Into the Woods
It's OK, dear ... I'm still getting an
Oscar nomination out of this.
Into the Woods
Grade: D
Director: Rob Marshall
Starring: Anna Kendrick, Emily Blunt, James Corden, Chris Pine, Meryl Streep, Johnny Depp, Mackenzie Mauzy, Billy Magnussen, Lilla Crawford and Daniel Huttlestone
MPAA Rating: PG
Running Time: 2 hr. 4 min.
It’s not homage to the foreboding Grimms’ Fairy Tales creeping into Into the Woods that makes this musical mash-up an excruciating experience. While Little Red Riding Hood and Cinderella are regarded as classic children’s literature, it’s forgotten that the subject matter of these and other Brothers Grimm stories are quite dark and violent—in the original Snow White, the Queen, Snow White’s actual mother, wants her daughter killed so she can eat her liver and lungs.
Instead, it’s a schlocky plot that’s further jumbled by unsavory plot turns to both preserve and limit the onscreen body count. It’s the unremarkable Stephen Sondheim soundtrack that provides just one memorable song, “Agony,” a duet between preening princes. But mostly it’s just a rapey, murdery mess that’s neither pleasant nor poignant.
Director Rob Marshall (having long since blown his Chicago credit) ties together the stories of Rapunzel and Jack and the Beanstalk with Cinderella and Little Red Riding Hood. The narrative lynchpin is a Baker (James Corden, heir to “The Late Late Show” after Craig Ferguson departs) and his wife (Emily Blunt), who are cursed with infertility by the village Witch (Meryl Streep) unless they can deliver a quartet of objects to the Witch in three days’ time to break her spell. The four items are the slipper of Cinderella (Anna Kendrick), the cowl of Little Red Riding Hood (Lilla Crawford), the flaxen locks of Rapunzel (Mackenzie Mauzy) and a white cow belonging to Jack (Daniel Huttlestone, last seen playing the French boy who croons with a cockney accent in Les Misérables).
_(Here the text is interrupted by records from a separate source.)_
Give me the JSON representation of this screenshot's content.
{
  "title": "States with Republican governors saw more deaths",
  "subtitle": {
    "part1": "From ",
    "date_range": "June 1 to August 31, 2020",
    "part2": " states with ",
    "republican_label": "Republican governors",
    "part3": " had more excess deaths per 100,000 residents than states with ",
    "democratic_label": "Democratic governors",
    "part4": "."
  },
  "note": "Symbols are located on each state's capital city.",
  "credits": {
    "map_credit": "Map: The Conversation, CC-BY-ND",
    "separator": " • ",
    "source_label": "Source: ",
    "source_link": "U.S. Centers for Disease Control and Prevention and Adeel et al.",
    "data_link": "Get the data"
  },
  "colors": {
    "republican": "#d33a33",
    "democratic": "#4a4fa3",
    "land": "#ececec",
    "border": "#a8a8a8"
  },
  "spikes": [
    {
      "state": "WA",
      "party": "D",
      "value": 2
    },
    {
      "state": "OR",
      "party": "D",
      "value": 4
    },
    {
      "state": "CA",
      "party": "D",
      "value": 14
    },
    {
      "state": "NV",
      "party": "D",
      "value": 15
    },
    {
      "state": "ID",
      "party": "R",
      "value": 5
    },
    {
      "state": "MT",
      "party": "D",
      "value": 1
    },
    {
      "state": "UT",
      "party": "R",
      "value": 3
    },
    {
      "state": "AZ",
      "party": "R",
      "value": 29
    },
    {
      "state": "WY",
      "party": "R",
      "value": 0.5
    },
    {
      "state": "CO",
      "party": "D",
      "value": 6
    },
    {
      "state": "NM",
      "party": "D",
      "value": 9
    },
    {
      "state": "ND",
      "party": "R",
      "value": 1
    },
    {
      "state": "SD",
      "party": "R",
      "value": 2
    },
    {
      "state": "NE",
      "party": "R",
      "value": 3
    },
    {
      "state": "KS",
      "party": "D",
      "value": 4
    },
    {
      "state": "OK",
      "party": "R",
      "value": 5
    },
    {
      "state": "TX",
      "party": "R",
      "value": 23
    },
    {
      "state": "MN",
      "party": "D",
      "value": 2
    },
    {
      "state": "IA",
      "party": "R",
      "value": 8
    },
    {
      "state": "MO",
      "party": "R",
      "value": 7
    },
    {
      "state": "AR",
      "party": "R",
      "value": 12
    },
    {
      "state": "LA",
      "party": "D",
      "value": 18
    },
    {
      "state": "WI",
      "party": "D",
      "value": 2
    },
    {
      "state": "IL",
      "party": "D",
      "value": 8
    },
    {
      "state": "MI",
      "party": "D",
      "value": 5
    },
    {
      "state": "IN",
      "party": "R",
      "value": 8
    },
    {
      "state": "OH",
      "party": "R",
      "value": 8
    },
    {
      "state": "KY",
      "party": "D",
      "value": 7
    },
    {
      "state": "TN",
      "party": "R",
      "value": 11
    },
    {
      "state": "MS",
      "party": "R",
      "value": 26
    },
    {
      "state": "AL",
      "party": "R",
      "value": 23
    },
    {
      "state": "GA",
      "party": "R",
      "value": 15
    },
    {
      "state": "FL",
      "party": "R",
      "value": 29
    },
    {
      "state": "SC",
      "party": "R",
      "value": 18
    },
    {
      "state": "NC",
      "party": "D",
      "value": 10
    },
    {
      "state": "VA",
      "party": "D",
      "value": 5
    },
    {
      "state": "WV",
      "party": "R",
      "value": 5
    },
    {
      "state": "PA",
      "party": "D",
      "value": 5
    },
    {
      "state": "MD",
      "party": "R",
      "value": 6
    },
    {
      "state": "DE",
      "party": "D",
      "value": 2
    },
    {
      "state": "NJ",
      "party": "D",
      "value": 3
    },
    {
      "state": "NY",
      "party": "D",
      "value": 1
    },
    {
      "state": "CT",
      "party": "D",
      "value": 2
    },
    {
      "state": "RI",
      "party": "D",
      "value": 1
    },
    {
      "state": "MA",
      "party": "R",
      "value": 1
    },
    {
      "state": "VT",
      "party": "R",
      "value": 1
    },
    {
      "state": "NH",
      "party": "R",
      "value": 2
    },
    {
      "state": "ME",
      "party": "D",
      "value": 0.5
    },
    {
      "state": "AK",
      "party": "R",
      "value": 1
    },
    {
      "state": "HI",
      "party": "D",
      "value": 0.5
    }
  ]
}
The fable meanders through its mundane paces, including a detour down the gullet of the Big Bad Wolf (Johnny Depp). Its off-beat interpretations of the classic fairy tales are convivial enough. But once Jack, having pilfered one too many items from the Giant, chops down the beanstalk and kills the colossus, it causes the Giant’s wife climbing down to exact vengeance on Jack and the kingdom.
It’s here where Into the Woods transforms from tedious to terrible. One character dies at the hands of another character for no discernable reason. Then there’s an out-of-left-field act of infidelity that triggers the equally sudden, misogynistic demise of only the female wrongdoer. Adding to the confusion and literary cowardice, all these deaths occur off-screen, while one character who dies in the stage musical is spared, since I guess two deaths are plenty.
However, the film’s true crime is its hamfisted attempt to blend the fantastic with real-life lessons about pain and responsibilities. The clash of tones ill-fitting narratives is jarring, and the already off-putting plot is made more confusing by some selective sanitizing. If you venture Into the Woods, you’re liable to become a supporter of deforestation.